Why do we need Network Load Balancer?
Let’s say you have two computers running some service. All the user requests are being processed by 1st computer and not by 2nd computer. Assuming requests can increase significantly, causing 1st computer to stuck and leading to downtime. But wait why can’t we use 2nd computer? That is when the idea of a Load Balancer comes into the picture.
What is a Load Balancer?
A load balancer can be a device or software application that distributes network traffic(user requests) across multiple servers or resources so that no single server or resource is overburdened with heavy traffic. For instance, if a machine is not working as expected then the load balancer can direct the traffic to another machine, thereby reducing the chances of system downtime. So, it is one of the crucial components of a system design.
How does Load Balancer work?
- A load balancer resides between the client and the server. When a client requests a resource, such as a webpage, the request is sent to the load balancer.
- The load balancer estimates the best-suited server for a request based on predefined rules such as server capacity, response time, location, current server load, or server health.
- Once a server is selected, the load balancer forwards the request to that server. It processes the request and sends the response back to the load balancer.
- The load balancer then sends the response back to the client.
- If the load balancer detects that a server is not responding or is down(by performing certain health checks), it automatically redirects the traffic to a healthy server.
The load balancing technique is commonly used where traffic can fluctuate rapidly and unpredictably. By using load balancers, a system can scale horizontally by adding more resources as needed to handle increased traffic, rather than relying on a single server to handle all traffic.
Load balancing helps to increase the availability and scalability of a system by distributing the load evenly across multiple resources.
To sum up, the network load balancer’s crucial functions are
- Distributes the traffic evenly across the nodes of a cluster
- Ensures high availability and reliability by sending requests to the server which are online(i.e, functioning well)
- Provides flexibility to add additional machines by scaling a system horizontally.
Why different Algorithms are used in a load balancer?
Load Balancing algorithms help in the
1. Even distribution of workload
2. Fault tolerance – Detects and redirects traffic to a healthier server.
3. Scalability – Algorithms are designed to handle large traffic and scale up or down based on demand.

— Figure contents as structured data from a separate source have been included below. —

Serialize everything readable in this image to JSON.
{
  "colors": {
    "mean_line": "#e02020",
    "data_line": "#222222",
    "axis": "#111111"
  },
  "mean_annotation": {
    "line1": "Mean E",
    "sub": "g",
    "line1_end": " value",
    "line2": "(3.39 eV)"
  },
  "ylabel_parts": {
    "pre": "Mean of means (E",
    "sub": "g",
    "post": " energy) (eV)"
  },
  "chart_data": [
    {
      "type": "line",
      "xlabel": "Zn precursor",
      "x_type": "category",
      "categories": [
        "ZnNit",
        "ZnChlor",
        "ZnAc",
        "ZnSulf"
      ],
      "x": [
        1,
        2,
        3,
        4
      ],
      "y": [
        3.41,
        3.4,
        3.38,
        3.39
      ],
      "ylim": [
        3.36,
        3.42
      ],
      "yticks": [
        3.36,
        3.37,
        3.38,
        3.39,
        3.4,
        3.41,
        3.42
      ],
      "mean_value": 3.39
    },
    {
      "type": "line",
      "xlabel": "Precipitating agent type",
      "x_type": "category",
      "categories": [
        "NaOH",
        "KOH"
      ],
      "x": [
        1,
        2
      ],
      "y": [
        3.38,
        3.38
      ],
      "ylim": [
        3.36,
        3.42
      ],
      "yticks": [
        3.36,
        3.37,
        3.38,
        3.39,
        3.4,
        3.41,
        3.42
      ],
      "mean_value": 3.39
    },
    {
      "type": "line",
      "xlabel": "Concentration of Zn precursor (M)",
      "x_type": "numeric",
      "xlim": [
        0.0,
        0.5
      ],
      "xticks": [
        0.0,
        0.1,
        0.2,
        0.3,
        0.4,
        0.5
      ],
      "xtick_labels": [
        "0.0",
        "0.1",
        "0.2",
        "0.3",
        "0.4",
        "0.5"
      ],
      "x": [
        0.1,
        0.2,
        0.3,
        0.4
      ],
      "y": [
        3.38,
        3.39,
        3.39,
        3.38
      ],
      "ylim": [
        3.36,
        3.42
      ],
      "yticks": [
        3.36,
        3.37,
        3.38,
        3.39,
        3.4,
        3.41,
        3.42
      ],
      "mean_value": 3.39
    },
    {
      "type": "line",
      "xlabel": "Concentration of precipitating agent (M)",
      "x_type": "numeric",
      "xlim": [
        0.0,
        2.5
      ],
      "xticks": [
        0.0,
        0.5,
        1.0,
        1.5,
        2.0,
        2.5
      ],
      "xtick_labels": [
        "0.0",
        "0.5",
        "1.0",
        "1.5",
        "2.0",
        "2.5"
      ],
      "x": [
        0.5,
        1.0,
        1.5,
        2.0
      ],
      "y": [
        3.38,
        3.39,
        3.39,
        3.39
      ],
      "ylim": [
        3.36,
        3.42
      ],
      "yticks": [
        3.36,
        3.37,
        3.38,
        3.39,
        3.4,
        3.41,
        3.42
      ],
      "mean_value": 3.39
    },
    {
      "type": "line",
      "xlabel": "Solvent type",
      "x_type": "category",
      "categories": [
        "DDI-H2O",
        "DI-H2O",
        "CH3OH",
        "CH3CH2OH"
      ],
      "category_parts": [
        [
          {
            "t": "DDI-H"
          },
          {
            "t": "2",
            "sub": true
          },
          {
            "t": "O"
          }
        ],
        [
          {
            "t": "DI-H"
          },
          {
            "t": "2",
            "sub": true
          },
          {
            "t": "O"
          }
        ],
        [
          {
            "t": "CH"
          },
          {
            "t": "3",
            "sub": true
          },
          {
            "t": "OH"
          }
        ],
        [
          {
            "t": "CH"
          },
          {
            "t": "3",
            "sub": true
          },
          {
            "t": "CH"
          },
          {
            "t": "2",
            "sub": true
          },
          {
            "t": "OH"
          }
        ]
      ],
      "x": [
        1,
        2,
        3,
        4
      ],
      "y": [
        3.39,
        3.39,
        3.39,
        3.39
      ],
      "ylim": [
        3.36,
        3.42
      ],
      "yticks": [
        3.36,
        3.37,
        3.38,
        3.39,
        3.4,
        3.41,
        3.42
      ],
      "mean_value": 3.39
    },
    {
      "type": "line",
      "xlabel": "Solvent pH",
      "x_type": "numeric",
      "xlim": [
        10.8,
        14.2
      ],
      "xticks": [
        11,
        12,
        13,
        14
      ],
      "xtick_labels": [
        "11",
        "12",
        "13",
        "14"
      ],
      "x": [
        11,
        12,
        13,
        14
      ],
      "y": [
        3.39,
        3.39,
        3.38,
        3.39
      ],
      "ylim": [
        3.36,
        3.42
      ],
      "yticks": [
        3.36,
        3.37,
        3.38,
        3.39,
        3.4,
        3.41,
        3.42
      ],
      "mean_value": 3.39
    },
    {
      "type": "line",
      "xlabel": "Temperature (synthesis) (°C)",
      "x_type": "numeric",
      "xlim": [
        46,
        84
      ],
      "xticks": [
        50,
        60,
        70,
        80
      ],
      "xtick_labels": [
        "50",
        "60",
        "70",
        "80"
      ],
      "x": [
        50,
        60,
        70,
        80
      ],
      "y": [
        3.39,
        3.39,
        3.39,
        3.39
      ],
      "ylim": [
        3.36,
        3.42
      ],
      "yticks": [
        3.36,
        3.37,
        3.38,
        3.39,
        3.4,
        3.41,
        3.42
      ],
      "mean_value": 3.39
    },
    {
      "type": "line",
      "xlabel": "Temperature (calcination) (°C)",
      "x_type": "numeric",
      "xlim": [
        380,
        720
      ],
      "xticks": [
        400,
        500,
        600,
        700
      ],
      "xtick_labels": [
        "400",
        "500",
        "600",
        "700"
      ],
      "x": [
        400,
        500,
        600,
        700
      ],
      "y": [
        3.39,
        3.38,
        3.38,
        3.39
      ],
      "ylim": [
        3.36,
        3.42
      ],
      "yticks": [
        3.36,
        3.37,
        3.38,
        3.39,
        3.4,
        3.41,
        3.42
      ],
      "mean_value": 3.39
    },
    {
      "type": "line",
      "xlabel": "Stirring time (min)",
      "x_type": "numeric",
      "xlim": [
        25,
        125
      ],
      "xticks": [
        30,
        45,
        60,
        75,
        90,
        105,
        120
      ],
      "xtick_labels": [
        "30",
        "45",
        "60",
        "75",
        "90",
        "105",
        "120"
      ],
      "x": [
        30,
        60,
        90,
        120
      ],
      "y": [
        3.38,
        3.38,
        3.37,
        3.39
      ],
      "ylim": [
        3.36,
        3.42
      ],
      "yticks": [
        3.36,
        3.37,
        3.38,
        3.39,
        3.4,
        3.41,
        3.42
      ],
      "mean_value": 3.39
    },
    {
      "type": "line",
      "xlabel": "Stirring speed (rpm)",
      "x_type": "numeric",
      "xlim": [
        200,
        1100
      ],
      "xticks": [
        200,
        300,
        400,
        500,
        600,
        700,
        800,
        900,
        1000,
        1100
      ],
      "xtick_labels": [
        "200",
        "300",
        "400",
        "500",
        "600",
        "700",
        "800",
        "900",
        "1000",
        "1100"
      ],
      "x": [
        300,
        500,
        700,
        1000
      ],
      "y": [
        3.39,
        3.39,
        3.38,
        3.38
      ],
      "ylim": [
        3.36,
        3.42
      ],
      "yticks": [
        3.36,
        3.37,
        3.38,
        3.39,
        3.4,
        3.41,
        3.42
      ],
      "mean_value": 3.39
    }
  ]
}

4. Customisation – Different load-balancing algorithms are designed to optimize different aspects of a system, such as throughput, response time, or fairness.
Load Balancing Algorithms
- Round Robin
In this algorithm, requests are distributed equally to a group of servers in a cyclic manner. Each server receives an equal number of requests, one at a time.
Round Robin is simple and easy to implement, and it works well for applications with a relatively uniform workload and server capacity.
- Least Connections
Requests are directed to the server possessing the least number of active connections. It helps in distributing traffic evenly and avoids overloading a single machine.
Least Connections is suitable for applications with long-lived connections, as it ensures that new connections are routed to the least loaded server.
- Least Time
It directs the request to a server having a minimum average response time. It improves overall performance and reduces latency.
This algorithm can be implemented in real-time applications, and system requiring high availability and faster response time.
- IP Hash
A hash value is calculated ( using some function f(IPAddress) -> returns a value, i.e, server number ) and as per the value, the request is directed to some particular server.
This can be useful in scenarios where clients need to maintain a persistent connection, as it ensures that all requests from the same client are routed to the same server.
- Weighted Round Robin
This algorithm is similar to Round Robin, but it assigns a weight to each server based on its processing power or other criteria. This allows more traffic to be sent to more powerful servers.
A request is randomly assigned to a server. It is generally implemented in cases when all the resources (servers) have the same computational power.
A random algorithm is useful for applications with a high degree of randomness in their workload or for scenarios where a simple load-balancing algorithm is needed.
How to decide on which load-balancing algorithm to use?
The choice of load balancing depends on specific needs and system requirements. You need to carefully consider tradeoffs between algorithms and if possible test them in a real environment and select the best-suited one.